Walker Greenbank (LON: WGB) is a UK public company designing and manufacturing wallpaper and fabrics, with a history stretching back more than a century.

==History==
Charles Walker formed a company in 1837, which moved to Shropshire in 1857, the Midland Iron Works. This company became C. and W. Walker. The grandson of the company founder was Charles Walker (engineer) (1877-1968), of de Havilland from 1915, who was largely responsible for the distinctive features of the de Havilland Mosquito.

The company made distillation columns, storage tanks, pressure vessels and pipework for the petrochemical industry.

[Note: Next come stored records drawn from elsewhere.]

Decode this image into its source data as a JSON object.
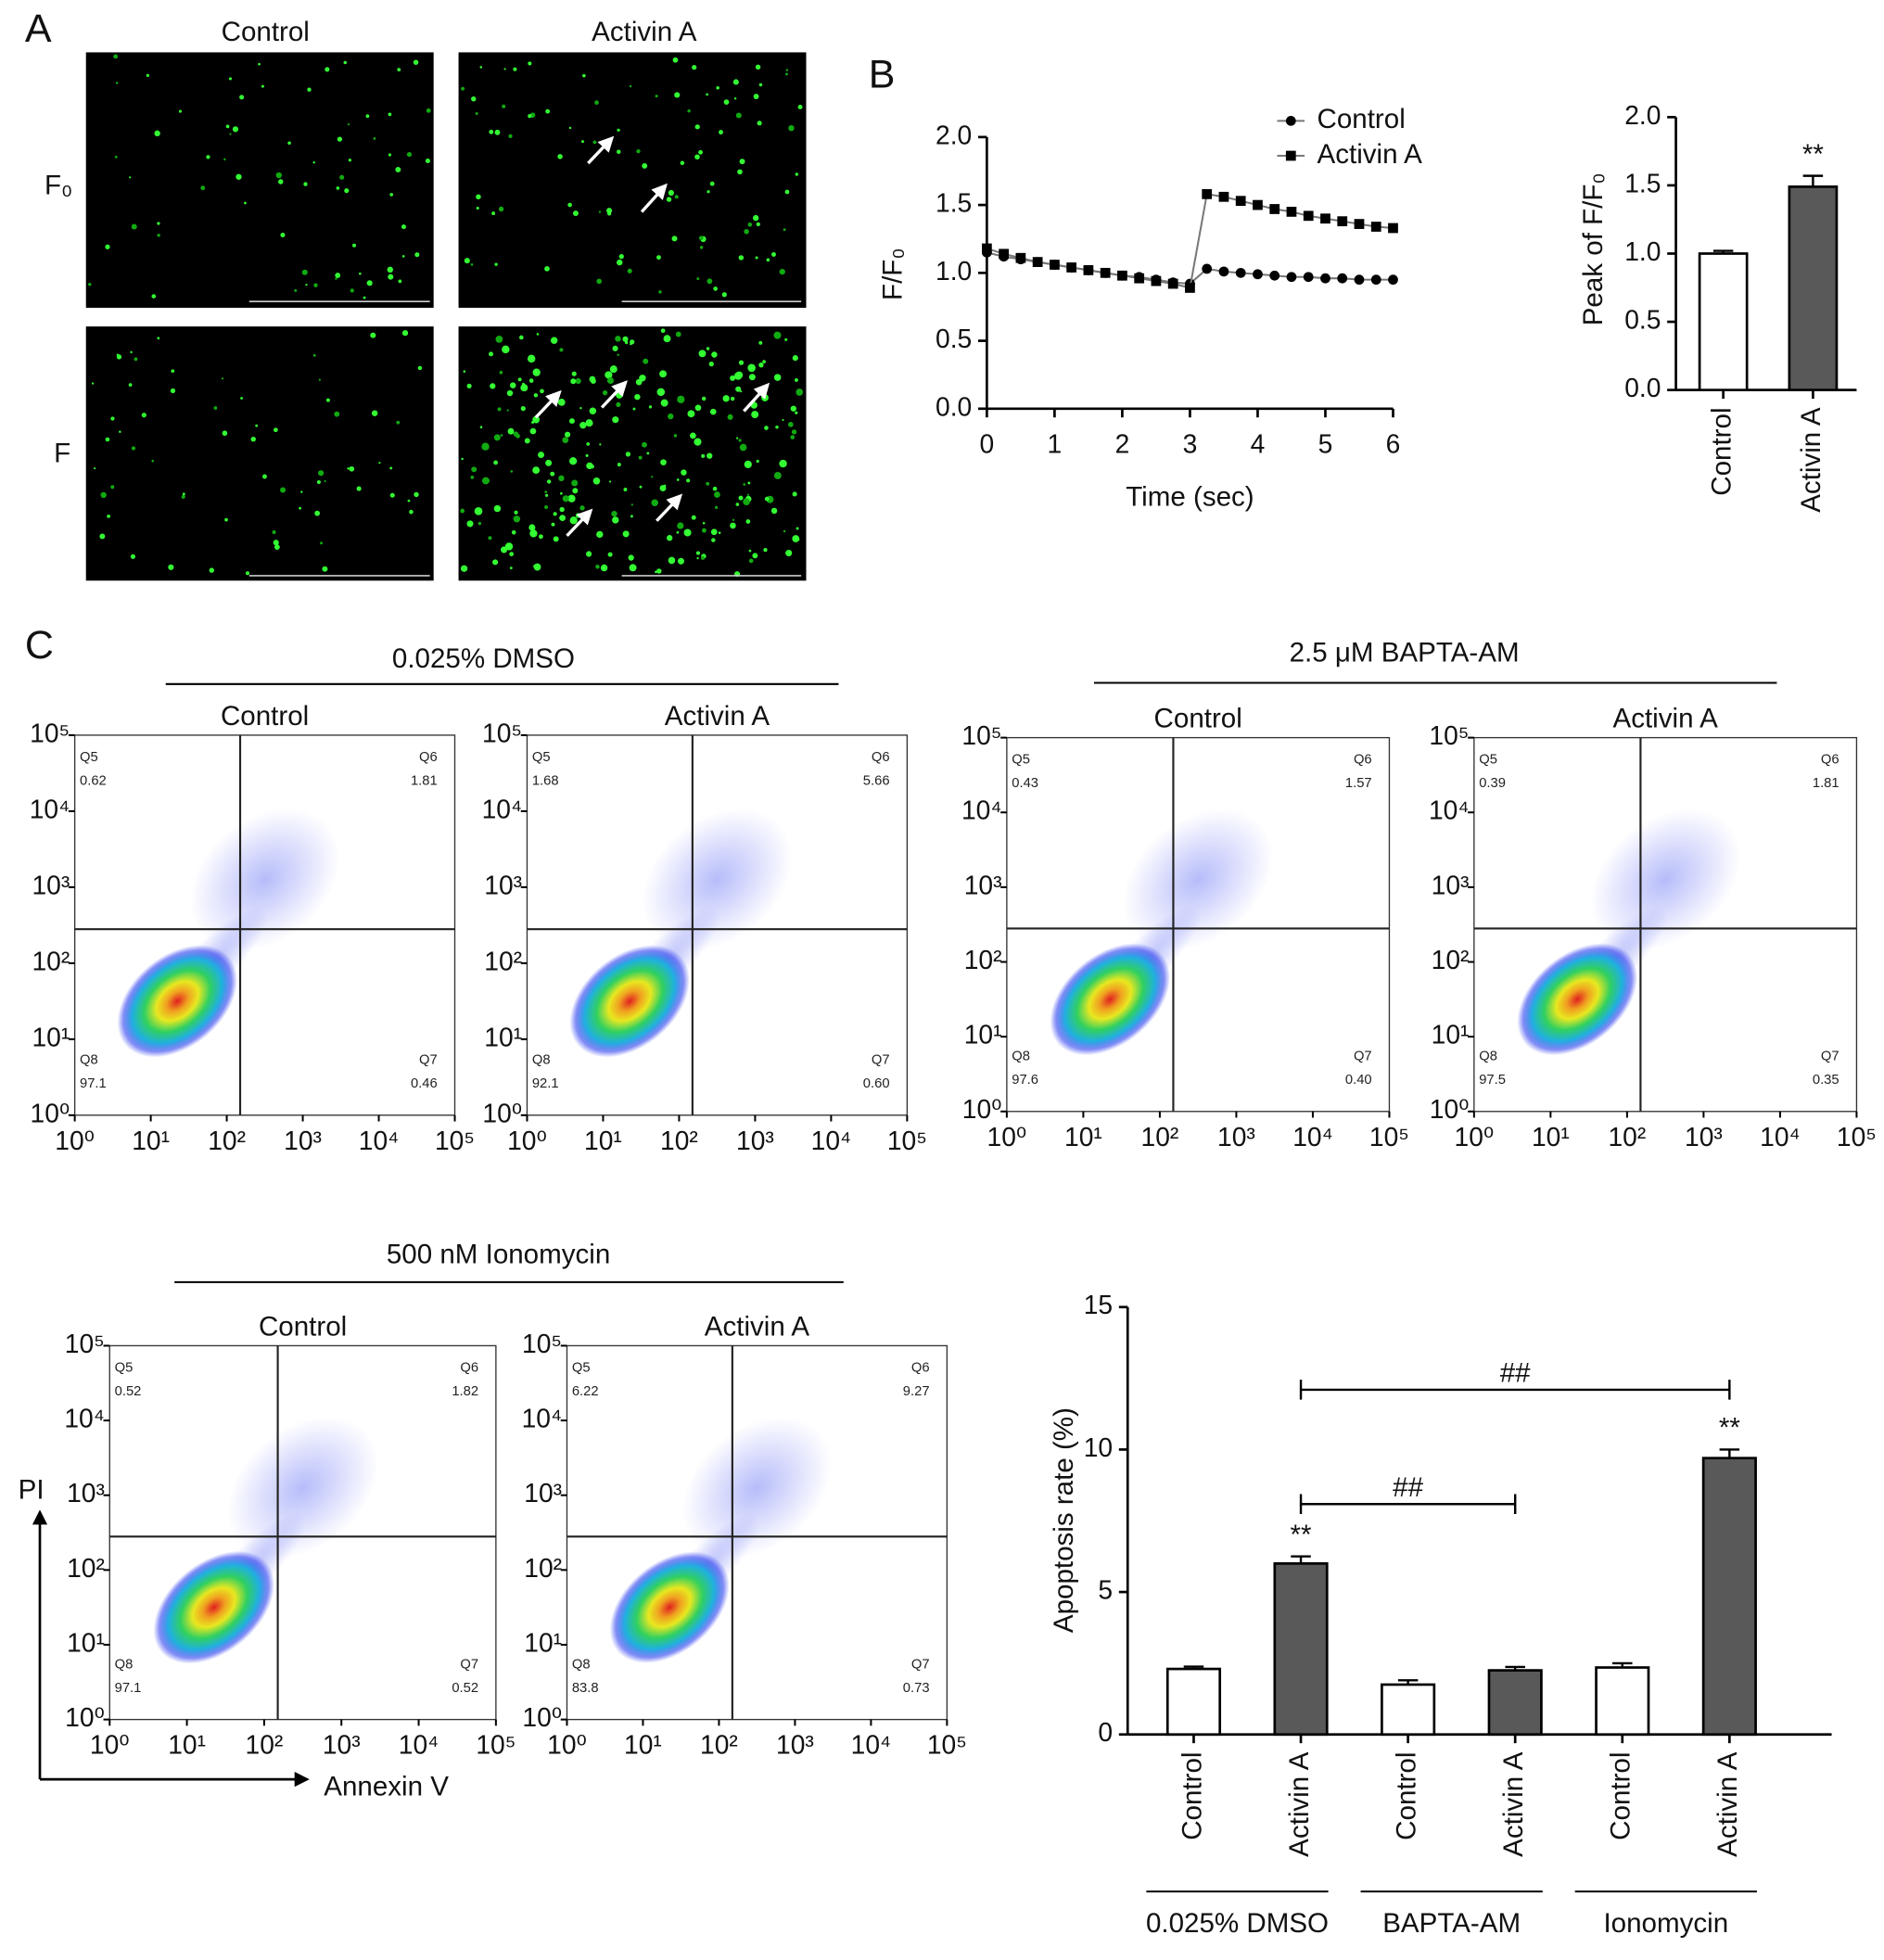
{
  "panel_labels": [
    "A",
    "B",
    "C"
  ],
  "microscopy": {
    "columns": [
      "Control",
      "Activin A"
    ],
    "rows": [
      "F₀",
      "F"
    ]
  },
  "flow_groups": [
    "0.025% DMSO",
    "2.5 μM BAPTA-AM",
    "500 nM Ionomycin"
  ],
  "flow_axis_labels": {
    "x": "Annexin V",
    "y": "PI"
  },
  "chart_data": [
    {
      "type": "line",
      "x_label": "Time (sec)",
      "y_label": "F/F₀",
      "legend": "top-right",
      "x": [
        0,
        0.25,
        0.5,
        0.75,
        1,
        1.25,
        1.5,
        1.75,
        2,
        2.25,
        2.5,
        2.75,
        3,
        3.25,
        3.5,
        3.75,
        4,
        4.25,
        4.5,
        4.75,
        5,
        5.25,
        5.5,
        5.75,
        6
      ],
      "series": [
        {
          "name": "Control",
          "color": "#000000",
          "marker": "circle",
          "values": [
            1.15,
            1.12,
            1.1,
            1.08,
            1.06,
            1.04,
            1.02,
            1.0,
            0.98,
            0.97,
            0.95,
            0.93,
            0.92,
            1.03,
            1.01,
            1.0,
            0.99,
            0.98,
            0.97,
            0.97,
            0.96,
            0.96,
            0.95,
            0.95,
            0.95
          ]
        },
        {
          "name": "Activin A",
          "color": "#000000",
          "marker": "square",
          "values": [
            1.18,
            1.14,
            1.11,
            1.08,
            1.06,
            1.04,
            1.02,
            1.0,
            0.98,
            0.96,
            0.94,
            0.92,
            0.89,
            1.58,
            1.56,
            1.53,
            1.5,
            1.47,
            1.45,
            1.42,
            1.4,
            1.38,
            1.36,
            1.34,
            1.33
          ]
        }
      ],
      "xlim": [
        0,
        6
      ],
      "xticks": [
        0,
        1,
        2,
        3,
        4,
        5,
        6
      ],
      "ylim": [
        0,
        2
      ],
      "yticks": [
        {
          "value": 0,
          "label": "0.0"
        },
        {
          "value": 0.5,
          "label": "0.5"
        },
        {
          "value": 1,
          "label": "1.0"
        },
        {
          "value": 1.5,
          "label": "1.5"
        },
        {
          "value": 2,
          "label": "2.0"
        }
      ]
    },
    {
      "type": "bar",
      "y_label": "Peak of F/F₀",
      "categories": [
        "Control",
        "Activin A"
      ],
      "values": [
        1.0,
        1.49
      ],
      "errors": [
        0.02,
        0.08
      ],
      "colors": [
        "#ffffff",
        "#595959"
      ],
      "annotations": [
        {
          "text": "**",
          "index": 1
        }
      ],
      "ylim": [
        0,
        2
      ],
      "yticks": [
        {
          "value": 0,
          "label": "0.0"
        },
        {
          "value": 0.5,
          "label": "0.5"
        },
        {
          "value": 1,
          "label": "1.0"
        },
        {
          "value": 1.5,
          "label": "1.5"
        },
        {
          "value": 2,
          "label": "2.0"
        }
      ]
    },
    {
      "type": "flow",
      "title": "Control",
      "quadrants": [
        "Q5",
        "Q6",
        "Q7",
        "Q8"
      ],
      "values": [
        0.62,
        1.81,
        0.46,
        97.1
      ],
      "gate": [
        150,
        280
      ],
      "xlim": [
        1,
        100000
      ],
      "ylim": [
        1,
        100000
      ],
      "log": true,
      "xticks": [
        {
          "value": 1,
          "label": "10⁰"
        },
        {
          "value": 10,
          "label": "10¹"
        },
        {
          "value": 100,
          "label": "10²"
        },
        {
          "value": 1000,
          "label": "10³"
        },
        {
          "value": 10000,
          "label": "10⁴"
        },
        {
          "value": 100000,
          "label": "10⁵"
        }
      ],
      "yticks": [
        {
          "value": 1,
          "label": "10⁰"
        },
        {
          "value": 10,
          "label": "10¹"
        },
        {
          "value": 100,
          "label": "10²"
        },
        {
          "value": 1000,
          "label": "10³"
        },
        {
          "value": 10000,
          "label": "10⁴"
        },
        {
          "value": 100000,
          "label": "10⁵"
        }
      ]
    },
    {
      "type": "flow",
      "title": "Activin A",
      "quadrants": [
        "Q5",
        "Q6",
        "Q7",
        "Q8"
      ],
      "values": [
        1.68,
        5.66,
        0.6,
        92.1
      ],
      "value_labels": [
        "1.68",
        "5.66",
        "0.60",
        "92.1"
      ],
      "gate": [
        150,
        280
      ],
      "xlim": [
        1,
        100000
      ],
      "ylim": [
        1,
        100000
      ],
      "log": true,
      "xticks": [
        {
          "value": 1,
          "label": "10⁰"
        },
        {
          "value": 10,
          "label": "10¹"
        },
        {
          "value": 100,
          "label": "10²"
        },
        {
          "value": 1000,
          "label": "10³"
        },
        {
          "value": 10000,
          "label": "10⁴"
        },
        {
          "value": 100000,
          "label": "10⁵"
        }
      ],
      "yticks": [
        {
          "value": 1,
          "label": "10⁰"
        },
        {
          "value": 10,
          "label": "10¹"
        },
        {
          "value": 100,
          "label": "10²"
        },
        {
          "value": 1000,
          "label": "10³"
        },
        {
          "value": 10000,
          "label": "10⁴"
        },
        {
          "value": 100000,
          "label": "10⁵"
        }
      ]
    },
    {
      "type": "flow",
      "title": "Control",
      "quadrants": [
        "Q5",
        "Q6",
        "Q7",
        "Q8"
      ],
      "values": [
        0.43,
        1.57,
        0.4,
        97.6
      ],
      "value_labels": [
        "0.43",
        "1.57",
        "0.40",
        "97.6"
      ],
      "gate": [
        150,
        280
      ],
      "xlim": [
        1,
        100000
      ],
      "ylim": [
        1,
        100000
      ],
      "log": true,
      "xticks": [
        {
          "value": 1,
          "label": "10⁰"
        },
        {
          "value": 10,
          "label": "10¹"
        },
        {
          "value": 100,
          "label": "10²"
        },
        {
          "value": 1000,
          "label": "10³"
        },
        {
          "value": 10000,
          "label": "10⁴"
        },
        {
          "value": 100000,
          "label": "10⁵"
        }
      ],
      "yticks": [
        {
          "value": 1,
          "label": "10⁰"
        },
        {
          "value": 10,
          "label": "10¹"
        },
        {
          "value": 100,
          "label": "10²"
        },
        {
          "value": 1000,
          "label": "10³"
        },
        {
          "value": 10000,
          "label": "10⁴"
        },
        {
          "value": 100000,
          "label": "10⁵"
        }
      ]
    },
    {
      "type": "flow",
      "title": "Activin A",
      "quadrants": [
        "Q5",
        "Q6",
        "Q7",
        "Q8"
      ],
      "values": [
        0.39,
        1.81,
        0.35,
        97.5
      ],
      "gate": [
        150,
        280
      ],
      "xlim": [
        1,
        100000
      ],
      "ylim": [
        1,
        100000
      ],
      "log": true,
      "xticks": [
        {
          "value": 1,
          "label": "10⁰"
        },
        {
          "value": 10,
          "label": "10¹"
        },
        {
          "value": 100,
          "label": "10²"
        },
        {
          "value": 1000,
          "label": "10³"
        },
        {
          "value": 10000,
          "label": "10⁴"
        },
        {
          "value": 100000,
          "label": "10⁵"
        }
      ],
      "yticks": [
        {
          "value": 1,
          "label": "10⁰"
        },
        {
          "value": 10,
          "label": "10¹"
        },
        {
          "value": 100,
          "label": "10²"
        },
        {
          "value": 1000,
          "label": "10³"
        },
        {
          "value": 10000,
          "label": "10⁴"
        },
        {
          "value": 100000,
          "label": "10⁵"
        }
      ]
    },
    {
      "type": "flow",
      "title": "Control",
      "quadrants": [
        "Q5",
        "Q6",
        "Q7",
        "Q8"
      ],
      "values": [
        0.52,
        1.82,
        0.52,
        97.1
      ],
      "gate": [
        150,
        280
      ],
      "xlim": [
        1,
        100000
      ],
      "ylim": [
        1,
        100000
      ],
      "log": true,
      "xticks": [
        {
          "value": 1,
          "label": "10⁰"
        },
        {
          "value": 10,
          "label": "10¹"
        },
        {
          "value": 100,
          "label": "10²"
        },
        {
          "value": 1000,
          "label": "10³"
        },
        {
          "value": 10000,
          "label": "10⁴"
        },
        {
          "value": 100000,
          "label": "10⁵"
        }
      ],
      "yticks": [
        {
          "value": 1,
          "label": "10⁰"
        },
        {
          "value": 10,
          "label": "10¹"
        },
        {
          "value": 100,
          "label": "10²"
        },
        {
          "value": 1000,
          "label": "10³"
        },
        {
          "value": 10000,
          "label": "10⁴"
        },
        {
          "value": 100000,
          "label": "10⁵"
        }
      ]
    },
    {
      "type": "flow",
      "title": "Activin A",
      "quadrants": [
        "Q5",
        "Q6",
        "Q7",
        "Q8"
      ],
      "values": [
        6.22,
        9.27,
        0.73,
        83.8
      ],
      "gate": [
        150,
        280
      ],
      "xlim": [
        1,
        100000
      ],
      "ylim": [
        1,
        100000
      ],
      "log": true,
      "xticks": [
        {
          "value": 1,
          "label": "10⁰"
        },
        {
          "value": 10,
          "label": "10¹"
        },
        {
          "value": 100,
          "label": "10²"
        },
        {
          "value": 1000,
          "label": "10³"
        },
        {
          "value": 10000,
          "label": "10⁴"
        },
        {
          "value": 100000,
          "label": "10⁵"
        }
      ],
      "yticks": [
        {
          "value": 1,
          "label": "10⁰"
        },
        {
          "value": 10,
          "label": "10¹"
        },
        {
          "value": 100,
          "label": "10²"
        },
        {
          "value": 1000,
          "label": "10³"
        },
        {
          "value": 10000,
          "label": "10⁴"
        },
        {
          "value": 100000,
          "label": "10⁵"
        }
      ]
    },
    {
      "type": "bar",
      "y_label": "Apoptosis rate (%)",
      "categories": [
        "Control",
        "Activin A",
        "Control",
        "Activin A",
        "Control",
        "Activin A"
      ],
      "values": [
        2.3,
        6.0,
        1.75,
        2.25,
        2.35,
        9.7
      ],
      "errors": [
        0.08,
        0.25,
        0.15,
        0.12,
        0.15,
        0.3
      ],
      "colors": [
        "#ffffff",
        "#595959",
        "#ffffff",
        "#595959",
        "#ffffff",
        "#595959"
      ],
      "annotations": [
        {
          "text": "**",
          "index": 1
        },
        {
          "text": "**",
          "index": 5
        }
      ],
      "brackets": [
        {
          "from": 1,
          "to": 3,
          "text": "##"
        },
        {
          "from": 1,
          "to": 5,
          "text": "##"
        }
      ],
      "groups": [
        {
          "label": "0.025% DMSO",
          "start": 0,
          "end": 1
        },
        {
          "label": "BAPTA-AM",
          "start": 2,
          "end": 3
        },
        {
          "label": "Ionomycin",
          "start": 4,
          "end": 5
        }
      ],
      "ylim": [
        0,
        15
      ],
      "yticks": [
        0,
        5,
        10,
        15
      ]
    }
  ]
}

By the late 1980s, C and W Walker Holdings plc was in Malinslee, becoming Walker Greenbank when a merger was formed by Sir Anthony Jolliffe in September 1986. The engineering division became Walker Engineering. This 20-acre site in Shropshire closed in January 1988, becoming a housing estate by the mid-1990s.

==Operation==
It trades under several brands including Arthur Sanderson & Sons, Morris & Co., Zoffany and Harlequin

===Wallpaper===
Walker Greenbank prints wallpaper through its subsidiary Anstey Wallpaper Company in a substantial plant in Loughborough which produces wallpapers by modern high-speed processes but also by hand and has the broadest range of production machinery in Europe.

===Fabrics===
Fabrics are produced in Lancaster.

==Turnover==
2016 sales were £88m and profits £10.4m.